To help them alert otolaryngologists about the high risk of transmission from even mild and asymptomatic patients and what to do to prevent transmission, Dr. Liu and colleagues looked at data from China. Three of the paper’s coauthors are former clinical fellows at the Miller School, including Drs. Qi Yao, who works at an academic center in Wuhan; Di Zhang from the otolaryngology department of a hospital in Shenzhen; and Yilai Shu, from an academic otolaryngology department in Shanghai.
The researchers studied 20 hospitalized COVID-19 patients from ENT departments at four Chinese hospitals during the pandemic. They found ENTs performed six tracheotomies. Six patients underwent procedures to control nose bleeding and seven were treated for routine ENT complaints, such as sore throat, nasal congestion, and loss of the ability to smell.
Despite coming into close contact and performing procedures on hospitalized COVID-19 patients, none of the ENT health care workers got the virus. All implemented appropriate protection strategies, whether in the hospital or outpatient setting.
The message to otolaryngology providers is to suspect COVID-19 in all patient encounters and to take necessary precautions with personal protective equipment, including at the very least N95 masks and face shields. Data from China suggest providers who protect themselves are far less likely to contract the virus, according to Dr. Liu.
Other protective strategies used in China include pre-appointment screening, triaging, restriction of non-urgent visits and surgeries, and telemedicine.

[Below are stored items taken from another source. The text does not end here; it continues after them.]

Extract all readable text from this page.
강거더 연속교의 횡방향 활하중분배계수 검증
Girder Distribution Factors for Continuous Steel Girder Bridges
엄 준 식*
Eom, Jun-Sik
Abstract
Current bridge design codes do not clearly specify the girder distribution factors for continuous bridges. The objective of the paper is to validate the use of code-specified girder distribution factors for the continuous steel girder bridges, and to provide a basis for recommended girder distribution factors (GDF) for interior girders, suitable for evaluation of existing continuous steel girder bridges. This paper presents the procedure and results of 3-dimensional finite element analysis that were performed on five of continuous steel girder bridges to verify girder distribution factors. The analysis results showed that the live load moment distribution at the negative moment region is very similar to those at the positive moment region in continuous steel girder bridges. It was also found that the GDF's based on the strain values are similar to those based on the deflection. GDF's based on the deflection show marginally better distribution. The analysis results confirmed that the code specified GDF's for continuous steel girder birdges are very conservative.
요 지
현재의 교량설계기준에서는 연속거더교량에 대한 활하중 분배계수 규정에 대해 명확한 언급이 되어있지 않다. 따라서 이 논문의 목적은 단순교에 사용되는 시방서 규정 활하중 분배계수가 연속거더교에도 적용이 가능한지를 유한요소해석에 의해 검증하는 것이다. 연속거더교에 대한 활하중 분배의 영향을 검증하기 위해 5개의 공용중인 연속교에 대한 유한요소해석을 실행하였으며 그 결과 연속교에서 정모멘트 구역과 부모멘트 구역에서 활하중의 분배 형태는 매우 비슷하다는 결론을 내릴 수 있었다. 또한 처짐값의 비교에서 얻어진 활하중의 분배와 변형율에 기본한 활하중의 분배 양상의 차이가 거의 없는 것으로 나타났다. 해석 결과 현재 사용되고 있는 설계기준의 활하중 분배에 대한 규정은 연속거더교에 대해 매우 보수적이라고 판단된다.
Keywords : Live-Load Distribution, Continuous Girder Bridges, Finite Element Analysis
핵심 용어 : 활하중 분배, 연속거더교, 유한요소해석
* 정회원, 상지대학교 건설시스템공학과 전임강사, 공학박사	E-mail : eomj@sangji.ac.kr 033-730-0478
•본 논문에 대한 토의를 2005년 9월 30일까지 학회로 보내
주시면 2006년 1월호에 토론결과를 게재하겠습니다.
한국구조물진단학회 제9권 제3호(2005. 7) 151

The findings emphasize the need for hospitals and outpatient clinics to provide the appropriate personal protective equipment (PPE) for healthcare workers, based on their job, work area and degree of exposure risk, according to the paper.
“PPE is the most obvious aspect of infection control,” the authors wrote.
In China, ENT health care workers had third-level protection — the highest — when performing invasive procedures, such as a tracheotomy, in the hospital. They used second-level protection measures for more routine evaluations, treatments and throat swabs. Second-level protection includes protective masks, face shields, protective clothing, gloves and more.
It’s also important for ENT providers in the community to realize that they can easily catch the virus from people who have no fever and common mild symptoms or no symptoms. Relatively routine symptoms, like loss of taste and smell, are early warning signs of COVID-19 infection, according to Dr. Liu.
“We can avoid infection even in our at-risk specialty if we take the proper precautions,” he said.
Other high-risk specialties, he noted, include emergency medicine, anesthesiology and ophthalmology.
Miller School coauthors on the study are Eric Nisenbaum, M.D., M.Sc., otolaryngology resident; Roy Casiano, M.D., professor and vice chair of otolaryngology and director of the Rhinology and Endoscopic Skull Base Program; Donald Topping Weed, M.D., professor and vice chair for academic affairs in otolaryngology; Zoukaa B. Sargi, M.D., M.P.H., associate professor of clinical otolaryngology and neurosurgery; and Fred F. Telischi, M.E.E., M.D., the James R. Chandler Chair in Otolaryngology, chairman of otolaryngology and professor of neurological surgery and biomedical engineering.